Rakamlar, çoğu çocuk ve kadın yedi bini aşkın can kaybı, yirmi binden fazla yaralıya dikkat çekerken otuz bin gibi yüksek sayıdaki evin harab olduğunu işaret ediyor. Masum sivillerin hayatına kast eden zalimlere hiç kimse engel olamadığı gibi yanlarına aldıkları ABD ve diğer ülkelerden; dünyaca meşhur şirketlerden destek görmeleri de ayrı bir hüzün kaynağı… Sözün tam anlamını bulduğu, masumların öldürüldüğü ve "insanlığın öldüğü" yer, Filistin toprakları şimdi…

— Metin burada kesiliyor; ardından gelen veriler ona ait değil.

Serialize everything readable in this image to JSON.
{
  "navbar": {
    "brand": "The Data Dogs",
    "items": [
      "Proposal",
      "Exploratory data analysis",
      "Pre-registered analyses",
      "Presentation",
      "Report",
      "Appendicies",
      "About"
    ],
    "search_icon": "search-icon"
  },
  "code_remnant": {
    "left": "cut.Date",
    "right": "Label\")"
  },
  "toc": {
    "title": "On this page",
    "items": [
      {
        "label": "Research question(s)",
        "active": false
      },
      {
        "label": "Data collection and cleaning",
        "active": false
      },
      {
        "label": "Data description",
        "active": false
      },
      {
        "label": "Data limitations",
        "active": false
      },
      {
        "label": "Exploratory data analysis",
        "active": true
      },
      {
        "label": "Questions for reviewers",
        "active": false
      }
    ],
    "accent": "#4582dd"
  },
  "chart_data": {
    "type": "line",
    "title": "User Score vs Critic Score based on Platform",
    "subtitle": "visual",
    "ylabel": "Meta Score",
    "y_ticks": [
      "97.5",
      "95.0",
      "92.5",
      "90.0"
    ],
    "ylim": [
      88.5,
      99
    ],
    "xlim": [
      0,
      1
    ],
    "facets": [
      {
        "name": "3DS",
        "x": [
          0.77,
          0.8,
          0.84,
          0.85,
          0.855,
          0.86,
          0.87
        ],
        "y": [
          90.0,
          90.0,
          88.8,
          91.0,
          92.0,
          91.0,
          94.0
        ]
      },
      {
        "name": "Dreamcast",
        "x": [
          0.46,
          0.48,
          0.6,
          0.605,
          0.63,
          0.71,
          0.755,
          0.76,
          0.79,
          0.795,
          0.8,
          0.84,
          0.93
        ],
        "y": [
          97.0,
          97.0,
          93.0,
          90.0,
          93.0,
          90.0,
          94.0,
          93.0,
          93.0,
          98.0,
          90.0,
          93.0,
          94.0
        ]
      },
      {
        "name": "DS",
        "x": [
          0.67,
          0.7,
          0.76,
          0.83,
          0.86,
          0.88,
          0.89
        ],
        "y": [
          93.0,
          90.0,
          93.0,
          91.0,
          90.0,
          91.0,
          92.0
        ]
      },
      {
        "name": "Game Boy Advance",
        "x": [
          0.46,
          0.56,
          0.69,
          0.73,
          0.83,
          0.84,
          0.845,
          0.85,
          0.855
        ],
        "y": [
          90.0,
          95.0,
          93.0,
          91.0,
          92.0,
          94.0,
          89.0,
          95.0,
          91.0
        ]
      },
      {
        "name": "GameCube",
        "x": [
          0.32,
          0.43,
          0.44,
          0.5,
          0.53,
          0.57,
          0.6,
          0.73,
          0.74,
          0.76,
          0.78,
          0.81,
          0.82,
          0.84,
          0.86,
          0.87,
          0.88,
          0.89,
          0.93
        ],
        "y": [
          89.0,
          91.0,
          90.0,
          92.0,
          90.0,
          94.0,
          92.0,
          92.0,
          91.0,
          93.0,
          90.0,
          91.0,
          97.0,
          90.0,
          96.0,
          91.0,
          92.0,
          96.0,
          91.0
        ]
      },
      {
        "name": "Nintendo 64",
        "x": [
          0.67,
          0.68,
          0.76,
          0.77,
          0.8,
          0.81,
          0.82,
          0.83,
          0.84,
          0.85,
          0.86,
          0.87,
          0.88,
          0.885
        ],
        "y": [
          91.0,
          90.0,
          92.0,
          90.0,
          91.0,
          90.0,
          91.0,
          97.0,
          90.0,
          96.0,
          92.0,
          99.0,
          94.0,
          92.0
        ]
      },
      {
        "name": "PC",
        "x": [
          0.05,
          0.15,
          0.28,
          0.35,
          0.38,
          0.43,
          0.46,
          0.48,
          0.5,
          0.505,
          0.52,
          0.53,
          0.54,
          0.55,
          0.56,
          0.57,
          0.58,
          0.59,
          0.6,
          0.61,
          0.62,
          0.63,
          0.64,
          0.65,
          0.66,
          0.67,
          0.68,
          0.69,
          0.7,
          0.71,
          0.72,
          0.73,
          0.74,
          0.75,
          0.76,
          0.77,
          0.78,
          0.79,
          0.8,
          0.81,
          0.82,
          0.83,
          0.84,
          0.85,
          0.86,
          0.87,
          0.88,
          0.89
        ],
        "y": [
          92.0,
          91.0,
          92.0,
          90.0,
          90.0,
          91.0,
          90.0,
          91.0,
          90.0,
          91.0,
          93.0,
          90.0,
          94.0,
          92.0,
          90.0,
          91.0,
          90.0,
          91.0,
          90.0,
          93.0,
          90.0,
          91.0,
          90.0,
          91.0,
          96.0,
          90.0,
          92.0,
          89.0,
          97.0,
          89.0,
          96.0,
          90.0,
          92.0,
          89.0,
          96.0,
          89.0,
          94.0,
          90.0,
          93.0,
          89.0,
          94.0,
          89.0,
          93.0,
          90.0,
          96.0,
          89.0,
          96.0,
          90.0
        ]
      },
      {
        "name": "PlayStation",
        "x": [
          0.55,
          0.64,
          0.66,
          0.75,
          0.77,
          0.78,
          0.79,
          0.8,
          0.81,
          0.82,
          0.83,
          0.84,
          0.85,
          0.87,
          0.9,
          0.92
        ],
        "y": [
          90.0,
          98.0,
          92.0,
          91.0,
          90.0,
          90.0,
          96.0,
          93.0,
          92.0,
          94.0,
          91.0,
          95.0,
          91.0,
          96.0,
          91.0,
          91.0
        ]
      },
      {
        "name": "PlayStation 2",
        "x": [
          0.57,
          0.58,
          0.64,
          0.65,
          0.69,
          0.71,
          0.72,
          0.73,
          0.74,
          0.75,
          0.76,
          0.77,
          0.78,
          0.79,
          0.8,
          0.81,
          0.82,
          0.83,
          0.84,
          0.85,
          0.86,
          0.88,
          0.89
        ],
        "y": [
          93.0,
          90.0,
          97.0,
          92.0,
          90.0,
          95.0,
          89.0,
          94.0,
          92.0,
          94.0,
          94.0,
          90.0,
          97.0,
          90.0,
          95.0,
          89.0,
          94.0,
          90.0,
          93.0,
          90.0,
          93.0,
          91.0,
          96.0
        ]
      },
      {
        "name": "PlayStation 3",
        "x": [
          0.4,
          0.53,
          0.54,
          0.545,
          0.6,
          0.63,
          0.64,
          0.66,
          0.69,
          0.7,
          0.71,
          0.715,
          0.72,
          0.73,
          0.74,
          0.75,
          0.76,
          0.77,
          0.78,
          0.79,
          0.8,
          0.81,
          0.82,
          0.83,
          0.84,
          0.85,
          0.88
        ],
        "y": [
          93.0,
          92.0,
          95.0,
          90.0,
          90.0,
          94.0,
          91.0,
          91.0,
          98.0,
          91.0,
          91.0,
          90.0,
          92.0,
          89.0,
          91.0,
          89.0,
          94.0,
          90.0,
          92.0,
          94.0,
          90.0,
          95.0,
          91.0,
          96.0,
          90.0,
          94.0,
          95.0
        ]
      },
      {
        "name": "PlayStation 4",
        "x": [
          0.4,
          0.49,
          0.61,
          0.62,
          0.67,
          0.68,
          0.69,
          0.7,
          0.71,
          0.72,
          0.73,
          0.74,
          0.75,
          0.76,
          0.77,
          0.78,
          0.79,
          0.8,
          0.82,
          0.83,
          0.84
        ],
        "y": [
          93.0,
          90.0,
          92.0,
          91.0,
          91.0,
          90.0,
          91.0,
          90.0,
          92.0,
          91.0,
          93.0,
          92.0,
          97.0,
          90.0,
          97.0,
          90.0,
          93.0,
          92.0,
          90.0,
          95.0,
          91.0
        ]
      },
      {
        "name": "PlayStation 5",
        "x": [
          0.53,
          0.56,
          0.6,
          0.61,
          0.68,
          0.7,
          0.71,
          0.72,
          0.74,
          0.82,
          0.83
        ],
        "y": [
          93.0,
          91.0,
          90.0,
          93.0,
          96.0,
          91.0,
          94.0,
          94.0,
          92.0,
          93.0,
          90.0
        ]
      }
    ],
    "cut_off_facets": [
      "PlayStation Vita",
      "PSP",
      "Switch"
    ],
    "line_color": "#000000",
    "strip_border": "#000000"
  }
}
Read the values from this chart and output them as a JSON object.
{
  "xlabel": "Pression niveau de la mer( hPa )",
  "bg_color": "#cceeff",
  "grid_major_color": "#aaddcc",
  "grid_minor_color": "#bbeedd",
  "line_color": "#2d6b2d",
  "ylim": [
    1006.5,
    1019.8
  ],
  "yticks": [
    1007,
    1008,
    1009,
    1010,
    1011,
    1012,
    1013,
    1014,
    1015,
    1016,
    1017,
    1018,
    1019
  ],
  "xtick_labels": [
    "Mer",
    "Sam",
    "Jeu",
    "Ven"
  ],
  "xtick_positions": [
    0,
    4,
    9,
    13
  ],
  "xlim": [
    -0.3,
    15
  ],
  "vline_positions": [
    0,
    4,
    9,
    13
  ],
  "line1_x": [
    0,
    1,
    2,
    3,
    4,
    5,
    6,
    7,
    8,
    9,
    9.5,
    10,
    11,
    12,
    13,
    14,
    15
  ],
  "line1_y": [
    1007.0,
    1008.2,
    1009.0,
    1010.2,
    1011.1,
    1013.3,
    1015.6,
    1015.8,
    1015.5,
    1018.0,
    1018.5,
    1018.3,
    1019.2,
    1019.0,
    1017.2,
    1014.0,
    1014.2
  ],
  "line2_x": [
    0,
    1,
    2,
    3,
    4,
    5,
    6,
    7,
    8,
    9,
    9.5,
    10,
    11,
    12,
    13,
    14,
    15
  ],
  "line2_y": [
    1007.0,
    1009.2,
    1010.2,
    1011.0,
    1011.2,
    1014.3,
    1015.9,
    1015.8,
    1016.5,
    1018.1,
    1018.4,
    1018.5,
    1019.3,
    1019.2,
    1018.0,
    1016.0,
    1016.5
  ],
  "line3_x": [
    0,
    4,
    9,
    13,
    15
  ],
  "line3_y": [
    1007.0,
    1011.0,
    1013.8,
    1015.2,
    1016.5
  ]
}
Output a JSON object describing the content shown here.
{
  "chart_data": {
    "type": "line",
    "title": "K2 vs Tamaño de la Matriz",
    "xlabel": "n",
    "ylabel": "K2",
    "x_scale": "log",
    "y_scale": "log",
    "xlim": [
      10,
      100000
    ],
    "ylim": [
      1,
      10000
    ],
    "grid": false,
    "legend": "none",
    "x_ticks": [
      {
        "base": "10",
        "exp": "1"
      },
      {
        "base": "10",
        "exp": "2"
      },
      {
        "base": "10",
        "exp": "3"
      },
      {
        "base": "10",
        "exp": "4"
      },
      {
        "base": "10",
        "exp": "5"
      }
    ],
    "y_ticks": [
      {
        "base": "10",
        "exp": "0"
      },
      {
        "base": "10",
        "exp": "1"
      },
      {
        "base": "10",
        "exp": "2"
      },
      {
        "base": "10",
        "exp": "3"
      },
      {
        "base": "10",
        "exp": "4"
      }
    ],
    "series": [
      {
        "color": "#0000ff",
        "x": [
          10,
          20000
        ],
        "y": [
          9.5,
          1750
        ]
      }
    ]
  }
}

Günlerdir dünyada ve ülkemizde, zalim İsrail'in soykırıma dönüşen savaş ilanı ve vahşi saldırıları düzenlenen gösterilerle protesto edildi. İnsanlar, ilk günden itibaren bölgedeki yardım kuruluşları aracılığıyla bölgedeki temsilciliklere para ve ayni yardımlar ulaştırmaya başladı. Ancak bunlar sadece hayatta kalabilenler ve yaralılar için işe yaradı. Moral desteği olarak bir metanet vesilesi oldu, bir şifa vasıtası… Hepsi bu kadar!.. Ne bir füzesine engel olunabildi ne kurşununa ne de fosfor bombasına, zalimin… Adına "Birleşmiş Milletler" denilen teşkilat, bir kınamayı bile çok görürken, ne İslam Ülkeleri İşbirliği Teşkilatı bir aksiyon alabildi ne de bir İslam ülkesinden inisiyatif çıkabildi vesselam…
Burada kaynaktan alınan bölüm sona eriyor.